US expands its foreign drone sales to Canada

The Navy reaches an agreement to send a five-aircraft Blackjack system up north.

As part of U.S. plans to share unmanned aerial systems and accompanying technology with allies, the Navy has reached agreement with Canada for the first international sale of RQ-21A Blackjacks. The Navy said it expects to deliver one of the systems to Canada sometime in 2017.

Each Insitu-made Blackjack system includes five of the aircraft along with two ground control stations and launch and recovery equipment. The twin-tailed Blackjack is 8.2 feet long with a 16-foot wingspan. It has an open, modular design that allows for a variety of payloads and, once launched from a catapult, can stay aloft for 10 to 12 hours, the Navy said in an announcement.

The announcement didn’t mention a dollar amount for the agreement, but in July 2015 the Navy and Marines a $78million contract with Insitu for six of the Blackjack systems. The Marines eventually plan to have 32 of the systems; the Navy 25.

“We are very pleased to have our Canadian allies and neighbors as our first Foreign Military Sales case and look forward to helping them grow their small tactical UAS capability and ensure maximum interoperability with our assets, if desired,” said Col. Eldon Metzger, program manager for the Navy and Marine Corps Small Tactical Unmanned Aircraft Systems Program Office (PMA-263), which manages the Blackjack program.

It catapult-launch system allows the system to take off without a runway, so it can be used both in the field and aboard ships for tactical reconnaissance, surveillance, and target acquisition at sea and on land.
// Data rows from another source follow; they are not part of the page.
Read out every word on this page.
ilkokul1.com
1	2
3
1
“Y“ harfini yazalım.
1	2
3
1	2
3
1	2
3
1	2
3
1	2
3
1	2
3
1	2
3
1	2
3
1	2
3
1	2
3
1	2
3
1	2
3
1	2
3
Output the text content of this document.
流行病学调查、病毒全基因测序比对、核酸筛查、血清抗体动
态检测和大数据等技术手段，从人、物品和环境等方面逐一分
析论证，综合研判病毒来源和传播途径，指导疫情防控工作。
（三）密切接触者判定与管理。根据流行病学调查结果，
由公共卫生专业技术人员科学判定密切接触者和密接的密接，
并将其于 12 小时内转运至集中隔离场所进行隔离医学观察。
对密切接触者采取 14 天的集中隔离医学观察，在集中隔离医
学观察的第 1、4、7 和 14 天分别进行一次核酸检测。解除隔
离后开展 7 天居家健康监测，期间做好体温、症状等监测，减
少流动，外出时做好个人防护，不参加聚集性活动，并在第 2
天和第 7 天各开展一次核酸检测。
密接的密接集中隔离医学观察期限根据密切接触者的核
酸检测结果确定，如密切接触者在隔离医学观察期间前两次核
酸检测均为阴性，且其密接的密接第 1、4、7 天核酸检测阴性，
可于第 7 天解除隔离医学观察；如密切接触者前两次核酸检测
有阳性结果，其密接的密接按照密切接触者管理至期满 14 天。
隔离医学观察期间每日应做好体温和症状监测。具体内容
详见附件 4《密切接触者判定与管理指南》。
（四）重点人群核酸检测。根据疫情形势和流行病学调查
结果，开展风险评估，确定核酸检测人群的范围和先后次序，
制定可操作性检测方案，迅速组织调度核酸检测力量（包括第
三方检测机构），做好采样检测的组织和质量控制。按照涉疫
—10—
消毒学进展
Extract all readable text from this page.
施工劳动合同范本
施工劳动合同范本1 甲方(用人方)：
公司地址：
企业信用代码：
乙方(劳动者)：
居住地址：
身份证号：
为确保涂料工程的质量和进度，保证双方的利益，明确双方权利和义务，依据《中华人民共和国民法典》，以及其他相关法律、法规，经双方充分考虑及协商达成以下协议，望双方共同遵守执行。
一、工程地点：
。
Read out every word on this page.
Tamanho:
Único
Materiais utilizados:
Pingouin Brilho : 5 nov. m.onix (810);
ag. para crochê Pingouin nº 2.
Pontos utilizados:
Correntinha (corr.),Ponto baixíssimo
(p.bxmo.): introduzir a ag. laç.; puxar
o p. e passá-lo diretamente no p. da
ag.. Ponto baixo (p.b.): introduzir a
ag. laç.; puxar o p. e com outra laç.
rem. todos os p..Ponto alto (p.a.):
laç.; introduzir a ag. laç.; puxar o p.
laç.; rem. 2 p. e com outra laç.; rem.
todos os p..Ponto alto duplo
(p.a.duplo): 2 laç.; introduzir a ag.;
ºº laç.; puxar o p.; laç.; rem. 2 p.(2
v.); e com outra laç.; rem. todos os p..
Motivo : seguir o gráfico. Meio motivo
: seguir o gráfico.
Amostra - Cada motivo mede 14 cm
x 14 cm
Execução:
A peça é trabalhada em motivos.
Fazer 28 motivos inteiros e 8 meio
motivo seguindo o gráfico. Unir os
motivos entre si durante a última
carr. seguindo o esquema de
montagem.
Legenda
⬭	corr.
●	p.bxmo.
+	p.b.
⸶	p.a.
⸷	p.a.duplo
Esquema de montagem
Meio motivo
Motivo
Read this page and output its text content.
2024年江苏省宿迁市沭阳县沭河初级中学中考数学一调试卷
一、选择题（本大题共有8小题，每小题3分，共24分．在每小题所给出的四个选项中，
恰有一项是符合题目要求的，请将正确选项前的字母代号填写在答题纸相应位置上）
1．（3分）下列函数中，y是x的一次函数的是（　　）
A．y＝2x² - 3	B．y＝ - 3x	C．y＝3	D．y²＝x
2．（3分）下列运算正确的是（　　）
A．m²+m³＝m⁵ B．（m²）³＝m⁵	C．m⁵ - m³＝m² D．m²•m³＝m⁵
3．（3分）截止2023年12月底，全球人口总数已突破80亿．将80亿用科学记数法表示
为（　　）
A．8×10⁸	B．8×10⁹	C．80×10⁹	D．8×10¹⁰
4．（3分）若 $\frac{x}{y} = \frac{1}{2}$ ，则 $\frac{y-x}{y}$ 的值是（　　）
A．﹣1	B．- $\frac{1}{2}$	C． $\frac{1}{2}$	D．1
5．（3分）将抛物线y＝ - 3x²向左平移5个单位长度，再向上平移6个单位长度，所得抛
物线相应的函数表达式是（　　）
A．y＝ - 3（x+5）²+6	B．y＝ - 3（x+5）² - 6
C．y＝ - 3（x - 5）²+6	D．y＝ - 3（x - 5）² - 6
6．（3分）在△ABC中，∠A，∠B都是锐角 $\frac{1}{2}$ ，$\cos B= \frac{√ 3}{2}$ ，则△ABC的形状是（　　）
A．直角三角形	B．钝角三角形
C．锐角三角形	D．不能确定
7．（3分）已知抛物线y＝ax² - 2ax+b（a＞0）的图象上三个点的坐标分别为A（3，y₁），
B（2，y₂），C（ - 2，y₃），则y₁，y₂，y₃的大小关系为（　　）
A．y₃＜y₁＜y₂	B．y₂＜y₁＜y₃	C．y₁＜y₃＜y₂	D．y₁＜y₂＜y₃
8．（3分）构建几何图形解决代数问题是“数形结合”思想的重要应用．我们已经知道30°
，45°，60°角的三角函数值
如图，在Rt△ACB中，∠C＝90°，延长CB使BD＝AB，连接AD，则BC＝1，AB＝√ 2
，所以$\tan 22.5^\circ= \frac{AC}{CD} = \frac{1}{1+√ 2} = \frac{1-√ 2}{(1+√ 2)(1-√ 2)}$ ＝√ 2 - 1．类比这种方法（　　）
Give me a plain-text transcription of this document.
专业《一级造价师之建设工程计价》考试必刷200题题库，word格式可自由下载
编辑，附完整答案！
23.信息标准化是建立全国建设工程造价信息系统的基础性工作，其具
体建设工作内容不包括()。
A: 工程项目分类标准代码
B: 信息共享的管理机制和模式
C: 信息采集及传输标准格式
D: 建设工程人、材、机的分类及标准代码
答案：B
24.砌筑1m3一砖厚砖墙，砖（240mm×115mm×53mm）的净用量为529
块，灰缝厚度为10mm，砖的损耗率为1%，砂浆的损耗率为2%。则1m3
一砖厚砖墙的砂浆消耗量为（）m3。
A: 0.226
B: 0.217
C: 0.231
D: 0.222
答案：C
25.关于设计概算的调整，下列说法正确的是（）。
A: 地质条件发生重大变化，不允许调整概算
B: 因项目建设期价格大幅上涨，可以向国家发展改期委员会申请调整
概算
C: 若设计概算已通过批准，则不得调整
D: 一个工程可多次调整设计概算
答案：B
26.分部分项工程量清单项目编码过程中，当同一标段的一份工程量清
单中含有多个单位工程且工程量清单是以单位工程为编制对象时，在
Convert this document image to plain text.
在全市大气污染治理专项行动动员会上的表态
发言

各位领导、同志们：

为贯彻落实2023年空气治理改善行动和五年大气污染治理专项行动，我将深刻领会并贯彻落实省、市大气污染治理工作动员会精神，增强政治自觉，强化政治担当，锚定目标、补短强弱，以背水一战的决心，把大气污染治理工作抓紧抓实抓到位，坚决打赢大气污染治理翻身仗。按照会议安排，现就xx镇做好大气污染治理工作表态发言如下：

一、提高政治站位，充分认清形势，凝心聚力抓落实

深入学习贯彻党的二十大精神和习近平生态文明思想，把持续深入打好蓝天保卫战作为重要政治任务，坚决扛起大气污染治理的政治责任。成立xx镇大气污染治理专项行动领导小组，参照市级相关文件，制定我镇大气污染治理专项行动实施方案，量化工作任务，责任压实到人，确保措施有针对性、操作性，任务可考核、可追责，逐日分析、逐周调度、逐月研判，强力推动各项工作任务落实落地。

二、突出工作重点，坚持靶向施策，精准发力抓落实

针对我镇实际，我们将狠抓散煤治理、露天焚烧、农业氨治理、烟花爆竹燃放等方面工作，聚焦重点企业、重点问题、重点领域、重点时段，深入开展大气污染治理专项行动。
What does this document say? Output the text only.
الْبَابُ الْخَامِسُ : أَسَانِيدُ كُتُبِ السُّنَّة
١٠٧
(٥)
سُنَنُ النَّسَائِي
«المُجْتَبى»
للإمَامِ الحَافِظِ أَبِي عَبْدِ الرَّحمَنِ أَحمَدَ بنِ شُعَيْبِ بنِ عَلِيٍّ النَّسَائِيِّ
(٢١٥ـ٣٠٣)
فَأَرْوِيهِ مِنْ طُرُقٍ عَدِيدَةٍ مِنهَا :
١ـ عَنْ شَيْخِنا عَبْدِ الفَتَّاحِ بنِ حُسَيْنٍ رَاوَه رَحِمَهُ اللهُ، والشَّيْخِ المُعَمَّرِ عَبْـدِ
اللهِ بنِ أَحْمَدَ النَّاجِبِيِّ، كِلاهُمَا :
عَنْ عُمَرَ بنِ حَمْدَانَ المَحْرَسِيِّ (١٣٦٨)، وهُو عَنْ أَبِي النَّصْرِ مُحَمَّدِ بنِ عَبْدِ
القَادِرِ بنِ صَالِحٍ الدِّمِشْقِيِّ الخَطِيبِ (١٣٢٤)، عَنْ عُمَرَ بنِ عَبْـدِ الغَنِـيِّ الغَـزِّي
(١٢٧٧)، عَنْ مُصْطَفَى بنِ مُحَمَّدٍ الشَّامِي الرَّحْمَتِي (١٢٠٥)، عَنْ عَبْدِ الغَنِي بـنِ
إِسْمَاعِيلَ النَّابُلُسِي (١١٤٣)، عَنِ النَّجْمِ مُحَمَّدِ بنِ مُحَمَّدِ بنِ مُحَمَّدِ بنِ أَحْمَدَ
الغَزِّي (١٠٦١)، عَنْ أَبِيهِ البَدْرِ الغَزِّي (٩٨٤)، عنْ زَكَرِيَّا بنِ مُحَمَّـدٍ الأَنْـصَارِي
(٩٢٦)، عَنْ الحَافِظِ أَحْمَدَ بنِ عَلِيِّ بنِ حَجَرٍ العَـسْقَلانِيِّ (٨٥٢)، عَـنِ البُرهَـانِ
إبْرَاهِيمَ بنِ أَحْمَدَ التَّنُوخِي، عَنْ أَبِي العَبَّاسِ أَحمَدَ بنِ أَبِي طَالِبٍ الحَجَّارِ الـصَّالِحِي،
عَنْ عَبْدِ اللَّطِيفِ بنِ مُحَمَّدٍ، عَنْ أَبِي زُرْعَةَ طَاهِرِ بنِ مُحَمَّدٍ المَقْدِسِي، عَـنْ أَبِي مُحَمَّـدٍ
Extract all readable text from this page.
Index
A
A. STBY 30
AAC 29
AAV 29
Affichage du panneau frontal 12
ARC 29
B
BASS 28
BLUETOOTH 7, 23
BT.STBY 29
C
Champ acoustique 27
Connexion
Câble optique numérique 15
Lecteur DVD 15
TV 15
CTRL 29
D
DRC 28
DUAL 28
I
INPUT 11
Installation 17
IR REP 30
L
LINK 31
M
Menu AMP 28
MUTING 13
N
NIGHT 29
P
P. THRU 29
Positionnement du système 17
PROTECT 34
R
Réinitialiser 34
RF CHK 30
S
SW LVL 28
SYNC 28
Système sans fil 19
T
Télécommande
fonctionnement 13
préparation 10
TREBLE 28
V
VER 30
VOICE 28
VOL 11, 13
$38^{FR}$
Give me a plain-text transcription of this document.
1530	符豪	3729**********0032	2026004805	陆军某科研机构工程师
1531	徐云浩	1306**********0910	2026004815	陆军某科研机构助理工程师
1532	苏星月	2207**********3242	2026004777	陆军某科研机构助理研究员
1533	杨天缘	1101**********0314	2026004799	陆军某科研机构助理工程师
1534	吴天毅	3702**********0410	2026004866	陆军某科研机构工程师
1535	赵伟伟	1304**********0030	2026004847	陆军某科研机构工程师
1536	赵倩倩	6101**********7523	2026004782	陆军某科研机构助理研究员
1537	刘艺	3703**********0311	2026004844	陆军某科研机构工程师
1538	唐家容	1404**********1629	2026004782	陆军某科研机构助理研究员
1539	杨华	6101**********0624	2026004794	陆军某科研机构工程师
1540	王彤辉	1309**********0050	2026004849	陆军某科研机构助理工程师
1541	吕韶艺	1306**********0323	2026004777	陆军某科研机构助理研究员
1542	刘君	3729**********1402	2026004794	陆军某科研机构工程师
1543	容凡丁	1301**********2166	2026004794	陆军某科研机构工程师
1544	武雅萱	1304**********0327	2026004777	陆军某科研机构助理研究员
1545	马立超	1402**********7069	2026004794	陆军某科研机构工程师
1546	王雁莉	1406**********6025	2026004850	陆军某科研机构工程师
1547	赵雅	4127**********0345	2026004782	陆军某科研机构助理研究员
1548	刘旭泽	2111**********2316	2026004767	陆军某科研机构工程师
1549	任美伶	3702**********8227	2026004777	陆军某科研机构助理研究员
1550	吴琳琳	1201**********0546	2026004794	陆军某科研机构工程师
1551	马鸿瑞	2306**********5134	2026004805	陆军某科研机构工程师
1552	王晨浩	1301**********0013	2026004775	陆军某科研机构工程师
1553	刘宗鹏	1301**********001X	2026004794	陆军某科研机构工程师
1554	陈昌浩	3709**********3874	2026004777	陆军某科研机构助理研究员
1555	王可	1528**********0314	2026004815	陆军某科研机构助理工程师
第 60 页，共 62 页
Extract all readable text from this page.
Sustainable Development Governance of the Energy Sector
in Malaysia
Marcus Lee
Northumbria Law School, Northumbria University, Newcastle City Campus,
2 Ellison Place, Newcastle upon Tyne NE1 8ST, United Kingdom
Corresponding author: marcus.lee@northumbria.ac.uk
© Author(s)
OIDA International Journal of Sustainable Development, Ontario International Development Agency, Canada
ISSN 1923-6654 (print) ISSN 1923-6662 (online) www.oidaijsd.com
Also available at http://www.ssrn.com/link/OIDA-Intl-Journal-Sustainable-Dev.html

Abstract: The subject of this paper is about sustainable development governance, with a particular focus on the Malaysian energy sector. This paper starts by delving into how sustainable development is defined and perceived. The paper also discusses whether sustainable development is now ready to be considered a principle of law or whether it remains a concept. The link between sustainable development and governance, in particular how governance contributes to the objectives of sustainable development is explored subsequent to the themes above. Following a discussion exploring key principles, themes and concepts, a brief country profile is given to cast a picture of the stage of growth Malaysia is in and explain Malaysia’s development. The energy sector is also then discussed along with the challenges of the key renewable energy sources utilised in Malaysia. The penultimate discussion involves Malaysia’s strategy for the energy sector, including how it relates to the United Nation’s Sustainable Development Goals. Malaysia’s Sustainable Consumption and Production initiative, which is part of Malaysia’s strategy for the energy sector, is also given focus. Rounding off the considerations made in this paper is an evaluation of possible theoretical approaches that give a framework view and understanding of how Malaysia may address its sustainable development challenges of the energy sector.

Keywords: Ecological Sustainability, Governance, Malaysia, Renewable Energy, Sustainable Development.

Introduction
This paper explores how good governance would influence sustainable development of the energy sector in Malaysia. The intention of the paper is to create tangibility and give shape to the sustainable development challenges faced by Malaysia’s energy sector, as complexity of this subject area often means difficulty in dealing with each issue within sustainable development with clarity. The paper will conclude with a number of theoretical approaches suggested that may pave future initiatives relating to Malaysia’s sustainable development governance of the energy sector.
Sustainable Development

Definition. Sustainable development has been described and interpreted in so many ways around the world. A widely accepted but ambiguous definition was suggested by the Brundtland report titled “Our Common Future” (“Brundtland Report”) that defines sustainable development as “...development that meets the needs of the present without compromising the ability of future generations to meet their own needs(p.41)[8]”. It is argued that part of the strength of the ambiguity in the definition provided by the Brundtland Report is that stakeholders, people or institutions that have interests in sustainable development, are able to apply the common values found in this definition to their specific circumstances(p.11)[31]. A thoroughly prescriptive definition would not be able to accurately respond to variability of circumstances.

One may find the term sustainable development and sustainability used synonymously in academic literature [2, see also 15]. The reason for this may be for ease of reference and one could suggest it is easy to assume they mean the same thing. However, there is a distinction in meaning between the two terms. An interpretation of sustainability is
The United States has long had a virtual monopoly on military drones, but announced in February 2015 that it would begin to allow sales of UAS, including some armed versions, to partner nations. At the time, the State Department cited national security as one reason for the decision, noting the advantage of allies having interoperable systems. Economics also played a role, as other nations such as China and Israel are looking to break into the military and commercial drone markets.

State said that, despite opening up sales to other countries, any sale would have to follow strict controls set by the Foreign Military Sales program and other factors, such as those under the international Missile Technology Control Regime (the long flight ranges of UAS like the Predator put them in the same class as missiles for these purposes).

In November, the State Department approved the possible sale of up to three high-altitude, long-range RQ-4 Block 30 Global Hawks to Japan for ISR, and the possible sale of MQ-9 Reapers, which also have strike capability, to Italy. Italy is also home to NATO’s Alliance Ground Surveillance program, which is expected to have five Global Hawks that could provide ISR for 15 countries. South Korea also have been has been approved to possible sales and the U.K.